My family is thinking about getting a Havanese and I've been researching the breed and breeders online. However, every time I find what I think is a reputable breeder, I find complaints and comments that lead me to believe the breeder is not all that they say they are. We'd be looking for a puppy for next June, so I have time to find a reputable breeder. Any recommendations would be greatly appreciated. Thanks.


----------



## BEACHPLUM

My sister got her dog from DeVita Havanese in CT. She was an older dog who they didn't want to use anymore for showing. She is just the sweetest little dog. I did contact her when we were looking but she never responded to me. We ended up adopting our little Coco from Avonlea Havanese in PA. I couldn't be happier with her.


----------



## atsilvers27

Devita is difficult to get dogs from. That's all I'm going to say about her.


----------



## atsilvers27

I used to live in the town next to her and several of my grooming clients complained about her.


----------



## atsilvers27

I would recommend Steve Lawrence of Fuzzy Farm in CT. Very sweet guy and over 30 yrs breeding experience. He is also a judge.


----------



## Hoping for a Havanese

Wow! Thanks for the quick response....I really appreciate it. Does fuzzy farm have a website?


----------



## atsilvers27

No, they do not have a website. His email and phone is out there on the internet somewhere. They are an older couple so I think they have their reasons for not having a website.


----------



## Hoping for a Havanese

Thanks...I'll google and see what I can find.


----------



## LBlas

Hoping for a Havanese said:


> My family is thinking about getting a Havanese and I've been researching the breed and breeders online. However, every time I find what I think is a reputable breeder, I find complaints and comments that lead me to believe the breeder is not all that they say they are. We'd be looking for a puppy for next June, so I have time to find a reputable breeder. Any recommendations would be greatly appreciated. Thanks.
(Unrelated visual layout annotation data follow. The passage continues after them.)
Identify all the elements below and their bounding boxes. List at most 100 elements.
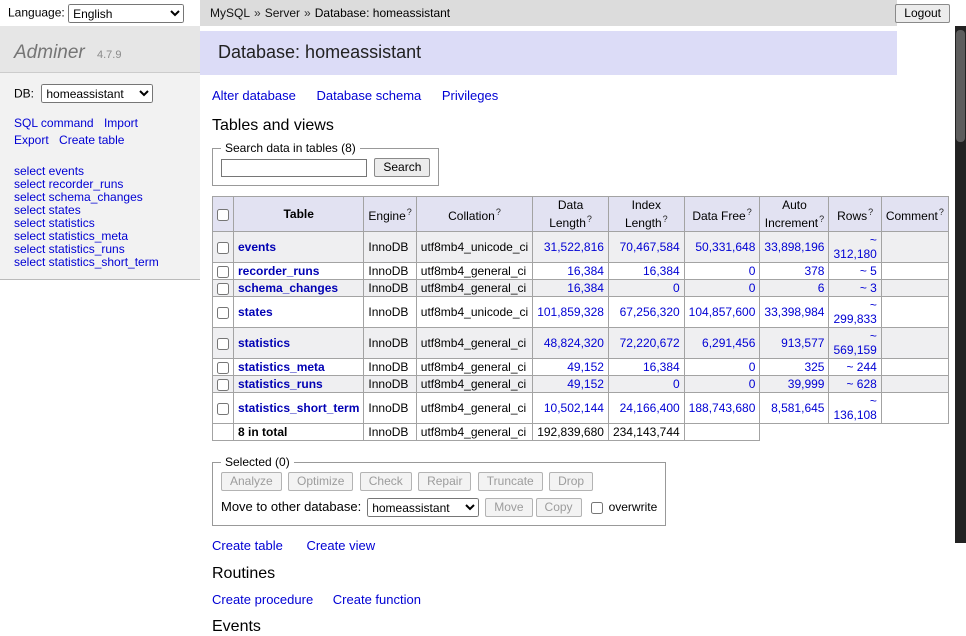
language-select[interactable]: English	[68, 4, 184, 23]
auto-increment-link[interactable]: 6	[818, 281, 825, 295]
data-length-link[interactable]: 48,824,320	[544, 336, 604, 350]
row-checkbox[interactable]	[217, 307, 229, 319]
data-free-link[interactable]: 104,857,600	[689, 305, 756, 319]
copy-button[interactable]: Copy	[536, 498, 582, 517]
create-view-link[interactable]: Create view	[306, 538, 375, 553]
data-length-link[interactable]: 10,502,144	[544, 401, 604, 415]
help-link[interactable]: ?	[496, 207, 501, 217]
sidebar-item-select-statistics-runs[interactable]: select statistics_runs	[14, 242, 125, 256]
drop-button[interactable]: Drop	[549, 472, 593, 491]
optimize-button[interactable]: Optimize	[288, 472, 353, 491]
data-free-link[interactable]: 188,743,680	[689, 401, 756, 415]
row-checkbox[interactable]	[217, 362, 229, 374]
scrollbar-thumb[interactable]	[956, 30, 965, 142]
privileges-link[interactable]: Privileges	[442, 88, 498, 103]
rows-count-link[interactable]: ~ 3	[860, 281, 877, 295]
sidebar-item-select-statistics-meta[interactable]: select statistics_meta	[14, 229, 128, 243]
sidebar-item-select-recorder-runs[interactable]: select recorder_runs	[14, 177, 123, 191]
auto-increment-link[interactable]: 913,577	[781, 336, 824, 350]
help-link[interactable]: ?	[747, 207, 752, 217]
table-name-link[interactable]: states	[238, 305, 273, 319]
truncate-button[interactable]: Truncate	[478, 472, 543, 491]
index-length-link[interactable]: 16,384	[643, 360, 680, 374]
table-name-link[interactable]: recorder_runs	[238, 264, 319, 278]
sidebar-link-create-table[interactable]: Create table	[59, 133, 124, 147]
data-length-link[interactable]: 16,384	[567, 264, 604, 278]
rows-count-link[interactable]: ~ 569,159	[833, 329, 876, 357]
overwrite-checkbox[interactable]	[591, 502, 603, 514]
database-schema-link[interactable]: Database schema	[316, 88, 421, 103]
data-length-link[interactable]: 16,384	[567, 281, 604, 295]
create-table-link[interactable]: Create table	[212, 538, 283, 553]
help-link[interactable]: ?	[939, 207, 944, 217]
sidebar-item-select-schema-changes[interactable]: select schema_changes	[14, 190, 143, 204]
row-checkbox[interactable]	[217, 379, 229, 391]
row-checkbox[interactable]	[217, 403, 229, 415]
rows-count-link[interactable]: ~ 312,180	[833, 233, 876, 261]
sidebar-item-select-states[interactable]: select states	[14, 203, 81, 217]
row-checkbox[interactable]	[217, 242, 229, 254]
rows-count-link[interactable]: ~ 244	[846, 360, 876, 374]
table-name-link[interactable]: statistics_short_term	[238, 401, 359, 415]
table-name-link[interactable]: schema_changes	[238, 281, 338, 295]
scrollbar[interactable]	[955, 26, 966, 543]
auto-increment-link[interactable]: 33,898,196	[764, 240, 824, 254]
data-free-link[interactable]: 0	[749, 360, 756, 374]
search-button[interactable]: Search	[374, 158, 430, 177]
table-name-link[interactable]: statistics_runs	[238, 377, 323, 391]
auto-increment-link[interactable]: 39,999	[788, 377, 825, 391]
rows-count-link[interactable]: ~ 628	[846, 377, 876, 391]
auto-increment-link[interactable]: 378	[804, 264, 824, 278]
auto-increment-link[interactable]: 325	[804, 360, 824, 374]
index-length-link[interactable]: 16,384	[643, 264, 680, 278]
auto-increment-link[interactable]: 33,398,984	[764, 305, 824, 319]
data-free-link[interactable]: 6,291,456	[702, 336, 755, 350]
repair-button[interactable]: Repair	[418, 472, 471, 491]
logout-button[interactable]: Logout	[895, 4, 950, 23]
breadcrumb-server-link[interactable]: Server	[265, 6, 300, 20]
alter-database-link[interactable]: Alter database	[212, 88, 296, 103]
index-length-link[interactable]: 0	[673, 377, 680, 391]
index-length-link[interactable]: 72,220,672	[620, 336, 680, 350]
help-link[interactable]: ?	[407, 207, 412, 217]
data-length-link[interactable]: 31,522,816	[544, 240, 604, 254]
sidebar-link-sql-command[interactable]: SQL command	[14, 116, 94, 130]
breadcrumb-mysql-link[interactable]: MySQL	[210, 6, 250, 20]
db-select[interactable]: homeassistant	[41, 84, 153, 103]
help-link[interactable]: ?	[819, 214, 824, 224]
help-link[interactable]: ?	[663, 214, 668, 224]
index-length-link[interactable]: 24,166,400	[620, 401, 680, 415]
help-link[interactable]: ?	[587, 214, 592, 224]
row-checkbox[interactable]	[217, 338, 229, 350]
table-name-link[interactable]: statistics	[238, 336, 290, 350]
sidebar-link-export[interactable]: Export	[14, 133, 49, 147]
data-length-link[interactable]: 49,152	[567, 360, 604, 374]
index-length-link[interactable]: 67,256,320	[620, 305, 680, 319]
sidebar-item-select-statistics[interactable]: select statistics	[14, 216, 95, 230]
row-checkbox[interactable]	[217, 283, 229, 295]
select-all-checkbox[interactable]	[217, 209, 229, 221]
data-free-link[interactable]: 0	[749, 281, 756, 295]
index-length-link[interactable]: 70,467,584	[620, 240, 680, 254]
table-name-link[interactable]: events	[238, 240, 276, 254]
rows-count-link[interactable]: ~ 136,108	[833, 394, 876, 422]
move-button[interactable]: Move	[485, 498, 532, 517]
check-button[interactable]: Check	[360, 472, 412, 491]
data-length-link[interactable]: 49,152	[567, 377, 604, 391]
analyze-button[interactable]: Analyze	[221, 472, 282, 491]
row-checkbox[interactable]	[217, 266, 229, 278]
rows-count-link[interactable]: ~ 5	[860, 264, 877, 278]
create-procedure-link[interactable]: Create procedure	[212, 592, 313, 607]
auto-increment-link[interactable]: 8,581,645	[771, 401, 824, 415]
rows-count-link[interactable]: ~ 299,833	[833, 298, 876, 326]
data-free-link[interactable]: 0	[749, 264, 756, 278]
move-database-select[interactable]: homeassistant	[367, 498, 479, 517]
data-free-link[interactable]: 50,331,648	[695, 240, 755, 254]
create-function-link[interactable]: Create function	[333, 592, 421, 607]
index-length-link[interactable]: 0	[673, 281, 680, 295]
search-input[interactable]	[221, 159, 367, 177]
sidebar-link-import[interactable]: Import	[104, 116, 138, 130]
help-link[interactable]: ?	[868, 207, 873, 217]
sidebar-item-select-events[interactable]: select events	[14, 164, 84, 178]
data-length-link[interactable]: 101,859,328	[537, 305, 604, 319]
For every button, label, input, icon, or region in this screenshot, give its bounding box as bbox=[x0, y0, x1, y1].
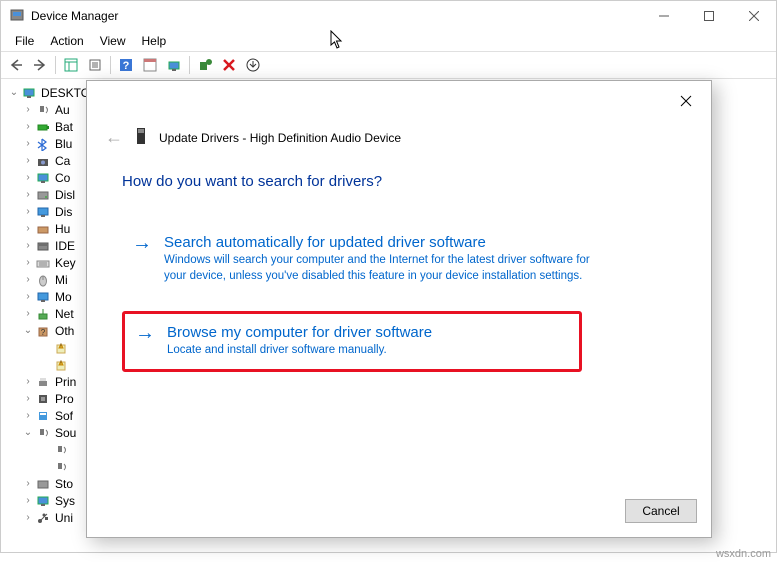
option-search-auto[interactable]: → Search automatically for updated drive… bbox=[122, 224, 662, 294]
back-button[interactable] bbox=[5, 54, 27, 76]
tree-item-label: Pro bbox=[55, 392, 74, 406]
show-hide-tree-button[interactable] bbox=[60, 54, 82, 76]
tree-item-label: Ca bbox=[55, 154, 70, 168]
tree-item-label: Mo bbox=[55, 290, 72, 304]
maximize-button[interactable] bbox=[686, 1, 731, 31]
menu-view[interactable]: View bbox=[92, 32, 134, 50]
menu-action[interactable]: Action bbox=[42, 32, 91, 50]
tree-item-label: Net bbox=[55, 307, 74, 321]
disk-icon bbox=[35, 187, 51, 203]
tree-item-label: IDE bbox=[55, 239, 75, 253]
minimize-button[interactable] bbox=[641, 1, 686, 31]
update-drivers-dialog: ← Update Drivers - High Definition Audio… bbox=[86, 80, 712, 538]
window-title: Device Manager bbox=[31, 9, 641, 23]
scan-hardware-button[interactable] bbox=[163, 54, 185, 76]
tree-item-label: Disl bbox=[55, 188, 75, 202]
cancel-button[interactable]: Cancel bbox=[625, 499, 697, 523]
help-button[interactable]: ? bbox=[115, 54, 137, 76]
option-title: Browse my computer for driver software bbox=[167, 324, 432, 341]
app-icon bbox=[9, 8, 25, 24]
dialog-back-button[interactable]: ← bbox=[105, 127, 123, 148]
tree-item-label: Key bbox=[55, 256, 76, 270]
menubar: File Action View Help bbox=[1, 31, 776, 51]
tree-item-label: Prin bbox=[55, 375, 76, 389]
option-title: Search automatically for updated driver … bbox=[164, 234, 594, 251]
unknown-icon: ! bbox=[53, 340, 69, 356]
display-icon bbox=[35, 204, 51, 220]
usb-icon bbox=[35, 510, 51, 526]
hid-icon bbox=[35, 221, 51, 237]
other-icon: ? bbox=[35, 323, 51, 339]
sound-icon bbox=[35, 425, 51, 441]
menu-file[interactable]: File bbox=[7, 32, 42, 50]
svg-text:?: ? bbox=[123, 60, 130, 72]
tree-root-label: DESKTO bbox=[41, 86, 90, 100]
camera-icon bbox=[35, 153, 51, 169]
audio-icon bbox=[35, 102, 51, 118]
tree-item-label: Sof bbox=[55, 409, 73, 423]
tree-item-label: Hu bbox=[55, 222, 70, 236]
tree-item-label: Au bbox=[55, 103, 70, 117]
tree-item-label: Mi bbox=[55, 273, 68, 287]
watermark: wsxdn.com bbox=[716, 548, 771, 560]
battery-icon bbox=[35, 119, 51, 135]
tree-item-label: Co bbox=[55, 171, 70, 185]
network-icon bbox=[35, 306, 51, 322]
close-button[interactable] bbox=[731, 1, 776, 31]
tree-item-label: Sou bbox=[55, 426, 76, 440]
storage-icon bbox=[35, 476, 51, 492]
tree-item-label: Dis bbox=[55, 205, 72, 219]
software-icon bbox=[35, 408, 51, 424]
tree-item-label: Uni bbox=[55, 511, 73, 525]
dialog-device-icon bbox=[133, 126, 149, 149]
option-browse-computer[interactable]: → Browse my computer for driver software… bbox=[122, 311, 582, 372]
sound-icon bbox=[53, 442, 69, 458]
arrow-right-icon: → bbox=[135, 324, 155, 359]
properties-button[interactable] bbox=[84, 54, 106, 76]
mouse-icon bbox=[35, 272, 51, 288]
arrow-right-icon: → bbox=[132, 234, 152, 284]
dialog-question: How do you want to search for drivers? bbox=[122, 173, 382, 190]
option-desc: Locate and install driver software manua… bbox=[167, 343, 432, 359]
ide-icon bbox=[35, 238, 51, 254]
tree-item-label: Bat bbox=[55, 120, 73, 134]
keyboard-icon bbox=[35, 255, 51, 271]
svg-text:?: ? bbox=[41, 328, 46, 337]
sound-icon bbox=[53, 459, 69, 475]
cursor-icon bbox=[330, 30, 344, 55]
menu-help[interactable]: Help bbox=[134, 32, 175, 50]
computer-icon bbox=[35, 170, 51, 186]
uninstall-button[interactable] bbox=[218, 54, 240, 76]
processor-icon bbox=[35, 391, 51, 407]
monitor-icon bbox=[35, 289, 51, 305]
option-desc: Windows will search your computer and th… bbox=[164, 253, 594, 284]
tree-item-label: Blu bbox=[55, 137, 72, 151]
dialog-close-button[interactable] bbox=[671, 89, 701, 113]
tree-item-label: Oth bbox=[55, 324, 74, 338]
dialog-title: Update Drivers - High Definition Audio D… bbox=[159, 131, 401, 145]
tree-item-label: Sys bbox=[55, 494, 75, 508]
tree-item-label: Sto bbox=[55, 477, 73, 491]
titlebar: Device Manager bbox=[1, 1, 776, 31]
forward-button[interactable] bbox=[29, 54, 51, 76]
unknown-icon: ! bbox=[53, 357, 69, 373]
bluetooth-icon bbox=[35, 136, 51, 152]
tb-extra-button[interactable] bbox=[242, 54, 264, 76]
print-icon bbox=[35, 374, 51, 390]
system-icon bbox=[35, 493, 51, 509]
update-driver-button[interactable] bbox=[194, 54, 216, 76]
toolbar: ? bbox=[1, 51, 776, 79]
tb-icon-2[interactable] bbox=[139, 54, 161, 76]
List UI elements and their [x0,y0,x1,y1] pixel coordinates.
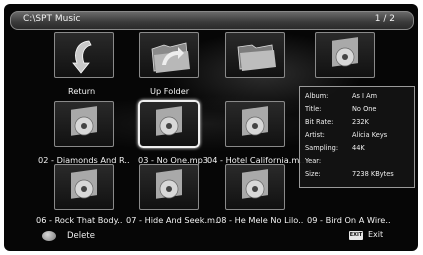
music-disc-icon [242,169,268,199]
title-bar: C:\SPT Music 1 / 2 [10,11,414,30]
title-value: No One [352,105,377,113]
page-indicator: 1 / 2 [374,14,395,24]
file-tile-04[interactable] [225,101,285,147]
return-label: Return [68,86,96,96]
music-disc-icon [71,106,97,136]
media-browser-screen: C:\SPT Music 1 / 2 Return Up Folder 02 -… [4,4,418,251]
folder-path: C:\SPT Music [23,14,81,24]
title-key: Title: [305,105,322,113]
track-info-panel: Album: As I Am Title: No One Bit Rate: 2… [299,86,415,188]
file-tile-07[interactable] [139,164,199,210]
file-tile-03-selected[interactable] [138,100,200,148]
exit-key-icon[interactable]: EXIT [349,231,363,240]
return-tile[interactable] [54,32,114,78]
folder-icon [237,44,276,71]
size-key: Size: [305,170,321,178]
artist-key: Artist: [305,131,325,139]
file-label-07: 07 - Hide And Seek.m.. [126,215,221,225]
file-label-08: 08 - He Mele No Lilo.. [216,215,304,225]
music-disc-icon [156,106,182,136]
file-label-06: 06 - Rock That Body.. [36,215,123,225]
delete-label: Delete [67,231,95,241]
disc-icon [332,37,358,67]
up-folder-icon [151,42,190,73]
file-tile-06[interactable] [54,164,114,210]
exit-label: Exit [368,230,384,239]
size-value: 7238 KBytes [352,170,394,178]
delete-button-icon[interactable] [42,231,56,241]
file-tile-02[interactable] [54,101,114,147]
return-arrow-icon [72,40,92,74]
up-folder-tile[interactable] [139,32,199,78]
file-label-09: 09 - Bird On A Wire.. [307,215,391,225]
bitrate-key: Bit Rate: [305,118,334,126]
year-key: Year: [305,157,322,165]
sampling-value: 44K [352,144,365,152]
file-tile-08[interactable] [225,164,285,210]
bitrate-value: 232K [352,118,369,126]
album-value: As I Am [352,92,378,100]
music-disc-icon [242,106,268,136]
folder-tile[interactable] [225,32,285,78]
music-disc-icon [156,169,182,199]
artist-value: Alicia Keys [352,131,388,139]
up-folder-label: Up Folder [150,86,190,96]
sampling-key: Sampling: [305,144,339,152]
album-key: Album: [305,92,329,100]
music-disc-icon [71,169,97,199]
disc-tile-top[interactable] [315,32,375,78]
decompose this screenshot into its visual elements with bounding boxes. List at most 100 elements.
I too want to find a Havanese puppy for this coming summer and want a good breeder within New England. Hoping there is one around us!


----------



## krandall

There are an number of good breeders in N.E... The Lawrence's definitely are in that category. Others I like are Pam Sowa (Quickstep Havanese, Cumberland RI) who does everything you could possibly want a puppy breeder to do and more, Toby Biller in Dover, MA, Kathy Berrena, in western MA, (there is a member of the forum with two of her puppies) and Home Grown Havanese in Upton, MA. I don't know this person personally, but I've met several people who own her puppies. They're nice looking dogs and the owners have been very happy with their experience with her.


----------



## morriscsps

There is also Jubo-Lee Havanese in southern NH. They are an established line that show and do all the testing.


----------



## psow9421

*Breeders*

A great place to meet breeders is a dog show You can also see what the breeder is producing. Alice and Steve Lawrence do show almost every weekend in the NE area.


----------